The ACOs would have to compete with MA plans based on the premiums they would charge and on the services they would offer. High-performing ACOs would attract beneficiary enrollment because they would be able to share the savings they produce with the beneficiaries in the form of lower premiums and better coverage. ACOs providing premium discounts to their enrollees would be tagged with the aggregate cost of those reduced premiums when their financial performance was measured against their benchmark.

A revamped ACO option should be part of a larger restructuring of the process by which beneficiaries make choices about their Medicare coverage. In addition to the basic Medicare coverage options, beneficiaries also have the option to purchase Medicare prescription drug coverage and supplemental insurance to partially cover their cost-sharing requirements. CMS should build an online portal that allows beneficiaries to see clearly what the various combinations of coverage options will cost them in terms of the premiums they would pay as well as their cost-sharing requirements when they use services.

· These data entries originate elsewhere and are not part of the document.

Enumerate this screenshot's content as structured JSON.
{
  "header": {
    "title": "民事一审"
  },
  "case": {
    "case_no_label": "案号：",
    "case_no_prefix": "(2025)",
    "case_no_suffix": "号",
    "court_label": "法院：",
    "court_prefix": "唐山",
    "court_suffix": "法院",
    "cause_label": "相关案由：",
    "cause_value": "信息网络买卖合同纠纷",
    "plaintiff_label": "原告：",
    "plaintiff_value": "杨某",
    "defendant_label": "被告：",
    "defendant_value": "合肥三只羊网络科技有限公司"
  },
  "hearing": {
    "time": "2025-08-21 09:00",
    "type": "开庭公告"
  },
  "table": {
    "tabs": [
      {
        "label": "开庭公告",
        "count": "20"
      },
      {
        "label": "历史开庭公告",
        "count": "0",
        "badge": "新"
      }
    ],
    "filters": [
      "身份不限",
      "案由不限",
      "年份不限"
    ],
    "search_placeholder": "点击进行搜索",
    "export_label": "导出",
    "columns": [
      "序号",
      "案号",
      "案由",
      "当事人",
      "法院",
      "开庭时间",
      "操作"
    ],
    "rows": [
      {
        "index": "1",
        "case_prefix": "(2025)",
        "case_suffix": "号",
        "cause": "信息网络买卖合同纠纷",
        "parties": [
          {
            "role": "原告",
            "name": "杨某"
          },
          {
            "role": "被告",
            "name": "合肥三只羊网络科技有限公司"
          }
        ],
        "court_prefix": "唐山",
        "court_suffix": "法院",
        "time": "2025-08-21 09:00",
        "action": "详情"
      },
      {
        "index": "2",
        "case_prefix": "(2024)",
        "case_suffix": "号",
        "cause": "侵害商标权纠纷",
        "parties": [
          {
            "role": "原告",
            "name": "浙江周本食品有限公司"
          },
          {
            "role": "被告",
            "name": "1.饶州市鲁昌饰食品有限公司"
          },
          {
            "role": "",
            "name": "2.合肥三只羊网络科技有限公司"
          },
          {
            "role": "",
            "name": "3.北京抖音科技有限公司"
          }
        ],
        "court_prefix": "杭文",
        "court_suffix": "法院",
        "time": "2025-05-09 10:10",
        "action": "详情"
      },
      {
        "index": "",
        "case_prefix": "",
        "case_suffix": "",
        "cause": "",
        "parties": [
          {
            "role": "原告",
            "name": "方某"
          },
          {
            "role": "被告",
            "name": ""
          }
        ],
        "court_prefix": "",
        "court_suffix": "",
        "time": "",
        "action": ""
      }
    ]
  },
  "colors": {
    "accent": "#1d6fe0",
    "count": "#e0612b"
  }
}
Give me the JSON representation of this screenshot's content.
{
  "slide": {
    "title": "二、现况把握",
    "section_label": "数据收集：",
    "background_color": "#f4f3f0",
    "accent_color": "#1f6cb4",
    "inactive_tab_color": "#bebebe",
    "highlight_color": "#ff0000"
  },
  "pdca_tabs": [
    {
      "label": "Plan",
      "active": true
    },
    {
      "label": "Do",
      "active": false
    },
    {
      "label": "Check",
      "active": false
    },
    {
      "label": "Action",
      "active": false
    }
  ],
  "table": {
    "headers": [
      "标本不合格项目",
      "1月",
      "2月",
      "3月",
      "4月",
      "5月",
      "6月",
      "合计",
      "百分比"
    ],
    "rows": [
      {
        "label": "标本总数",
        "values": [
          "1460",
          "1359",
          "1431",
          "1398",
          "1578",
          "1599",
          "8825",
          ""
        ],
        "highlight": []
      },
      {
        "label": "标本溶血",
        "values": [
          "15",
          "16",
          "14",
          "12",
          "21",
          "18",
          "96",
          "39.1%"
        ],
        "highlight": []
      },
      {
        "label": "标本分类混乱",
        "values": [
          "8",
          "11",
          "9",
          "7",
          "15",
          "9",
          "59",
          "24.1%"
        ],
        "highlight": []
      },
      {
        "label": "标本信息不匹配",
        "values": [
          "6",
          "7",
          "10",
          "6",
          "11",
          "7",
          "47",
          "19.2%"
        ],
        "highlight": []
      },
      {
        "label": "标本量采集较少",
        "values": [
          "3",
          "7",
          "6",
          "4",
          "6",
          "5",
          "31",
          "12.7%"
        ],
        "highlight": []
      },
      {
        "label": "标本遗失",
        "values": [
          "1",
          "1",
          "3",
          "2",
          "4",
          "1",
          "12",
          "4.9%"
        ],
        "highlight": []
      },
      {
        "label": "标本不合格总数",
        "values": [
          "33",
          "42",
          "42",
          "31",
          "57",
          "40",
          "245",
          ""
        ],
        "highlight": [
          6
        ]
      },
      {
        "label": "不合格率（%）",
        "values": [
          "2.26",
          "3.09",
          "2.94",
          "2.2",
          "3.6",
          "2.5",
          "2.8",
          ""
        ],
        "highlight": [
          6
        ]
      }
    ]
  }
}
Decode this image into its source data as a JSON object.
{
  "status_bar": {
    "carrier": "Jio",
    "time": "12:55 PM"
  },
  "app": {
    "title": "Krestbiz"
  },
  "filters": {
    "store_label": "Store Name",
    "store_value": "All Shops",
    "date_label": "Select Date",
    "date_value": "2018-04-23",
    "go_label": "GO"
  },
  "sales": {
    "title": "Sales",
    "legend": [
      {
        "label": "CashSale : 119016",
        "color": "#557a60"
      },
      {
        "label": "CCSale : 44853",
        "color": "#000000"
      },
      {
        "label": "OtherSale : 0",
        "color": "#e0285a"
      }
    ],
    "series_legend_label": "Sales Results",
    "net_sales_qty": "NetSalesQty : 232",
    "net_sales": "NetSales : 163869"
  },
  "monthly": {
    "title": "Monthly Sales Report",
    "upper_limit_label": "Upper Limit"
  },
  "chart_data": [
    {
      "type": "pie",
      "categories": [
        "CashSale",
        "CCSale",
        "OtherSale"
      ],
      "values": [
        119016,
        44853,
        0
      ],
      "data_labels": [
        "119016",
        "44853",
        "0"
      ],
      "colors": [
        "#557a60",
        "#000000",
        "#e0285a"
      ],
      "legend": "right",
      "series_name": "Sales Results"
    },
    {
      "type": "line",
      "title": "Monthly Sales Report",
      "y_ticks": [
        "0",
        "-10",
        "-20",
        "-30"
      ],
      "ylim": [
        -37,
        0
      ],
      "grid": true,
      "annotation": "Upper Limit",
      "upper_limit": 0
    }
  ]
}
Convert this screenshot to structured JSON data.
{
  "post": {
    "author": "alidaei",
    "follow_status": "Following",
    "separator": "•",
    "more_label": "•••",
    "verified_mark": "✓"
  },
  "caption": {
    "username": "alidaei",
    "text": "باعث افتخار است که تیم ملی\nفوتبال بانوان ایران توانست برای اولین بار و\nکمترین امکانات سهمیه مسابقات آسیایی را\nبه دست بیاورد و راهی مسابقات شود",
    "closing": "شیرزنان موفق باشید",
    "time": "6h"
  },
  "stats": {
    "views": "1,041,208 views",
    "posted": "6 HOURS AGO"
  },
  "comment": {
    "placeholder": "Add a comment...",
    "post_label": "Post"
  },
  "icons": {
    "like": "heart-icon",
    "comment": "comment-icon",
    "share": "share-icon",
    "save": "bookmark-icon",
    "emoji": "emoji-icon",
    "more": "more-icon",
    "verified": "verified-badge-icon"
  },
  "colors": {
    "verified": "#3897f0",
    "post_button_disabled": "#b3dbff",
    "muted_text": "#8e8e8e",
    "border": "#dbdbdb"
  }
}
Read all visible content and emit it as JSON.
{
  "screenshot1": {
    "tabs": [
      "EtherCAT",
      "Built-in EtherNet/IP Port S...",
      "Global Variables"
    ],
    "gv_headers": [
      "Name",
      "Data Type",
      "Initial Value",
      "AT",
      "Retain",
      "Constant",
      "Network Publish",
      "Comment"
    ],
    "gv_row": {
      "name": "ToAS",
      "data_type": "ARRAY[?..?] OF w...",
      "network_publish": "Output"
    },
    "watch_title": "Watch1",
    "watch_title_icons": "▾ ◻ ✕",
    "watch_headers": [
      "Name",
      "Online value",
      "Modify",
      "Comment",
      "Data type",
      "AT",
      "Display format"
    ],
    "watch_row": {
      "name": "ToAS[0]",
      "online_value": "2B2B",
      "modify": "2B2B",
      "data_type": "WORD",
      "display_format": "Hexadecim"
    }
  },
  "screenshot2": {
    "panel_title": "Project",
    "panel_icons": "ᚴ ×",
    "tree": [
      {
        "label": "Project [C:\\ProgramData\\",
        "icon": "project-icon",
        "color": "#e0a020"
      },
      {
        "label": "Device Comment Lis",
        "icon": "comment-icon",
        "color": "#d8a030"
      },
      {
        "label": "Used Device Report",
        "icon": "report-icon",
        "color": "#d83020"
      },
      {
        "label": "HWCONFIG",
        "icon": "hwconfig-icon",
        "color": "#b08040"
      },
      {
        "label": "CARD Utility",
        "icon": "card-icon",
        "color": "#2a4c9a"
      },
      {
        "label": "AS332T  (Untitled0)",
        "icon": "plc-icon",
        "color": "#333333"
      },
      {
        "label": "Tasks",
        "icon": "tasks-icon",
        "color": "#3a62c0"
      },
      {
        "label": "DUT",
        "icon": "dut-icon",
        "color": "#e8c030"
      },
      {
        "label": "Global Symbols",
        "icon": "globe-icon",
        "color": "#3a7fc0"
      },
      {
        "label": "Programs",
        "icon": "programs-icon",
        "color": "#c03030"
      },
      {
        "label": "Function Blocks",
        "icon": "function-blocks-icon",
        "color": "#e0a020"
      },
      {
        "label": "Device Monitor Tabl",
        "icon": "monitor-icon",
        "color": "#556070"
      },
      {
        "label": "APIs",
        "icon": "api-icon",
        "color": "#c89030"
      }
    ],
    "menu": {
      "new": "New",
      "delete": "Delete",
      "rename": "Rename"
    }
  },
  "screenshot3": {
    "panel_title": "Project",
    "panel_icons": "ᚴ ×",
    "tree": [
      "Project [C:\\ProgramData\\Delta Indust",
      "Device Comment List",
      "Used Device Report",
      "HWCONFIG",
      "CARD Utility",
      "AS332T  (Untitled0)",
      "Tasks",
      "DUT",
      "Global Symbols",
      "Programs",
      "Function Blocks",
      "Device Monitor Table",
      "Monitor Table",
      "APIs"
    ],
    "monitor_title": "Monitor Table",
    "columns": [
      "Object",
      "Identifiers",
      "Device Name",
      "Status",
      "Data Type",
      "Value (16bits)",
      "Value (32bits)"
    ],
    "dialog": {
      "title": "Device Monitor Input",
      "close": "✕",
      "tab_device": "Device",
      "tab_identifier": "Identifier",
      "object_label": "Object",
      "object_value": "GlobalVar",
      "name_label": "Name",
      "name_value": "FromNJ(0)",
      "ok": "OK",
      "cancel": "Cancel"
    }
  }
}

ACOs can play an important role in Medicare. Unmanaged fee-for-service is inefficient and costly. There is a need in the program for a provider-led managed care option that delivers better value than traditional Medicare. But Medicare patients should not be assigned to ACOs without their knowledge or consent, and there shouldn’t be a need to rely on assignment to grow the ACO program. The ACOs that are worth having in Medicare are the ones that will have no trouble attracting voluntary beneficiary enrollment because of their low costs and high quality.

James C. Capretta is a RealClearPolicy Contributor and holds the Milton Friedman chair at the American Enterprise Institute. He is the author of “Improving Innovation in Health Services Through Better Payment Reforms,” published by the Regulatory Transparency Project of the Federalist Society.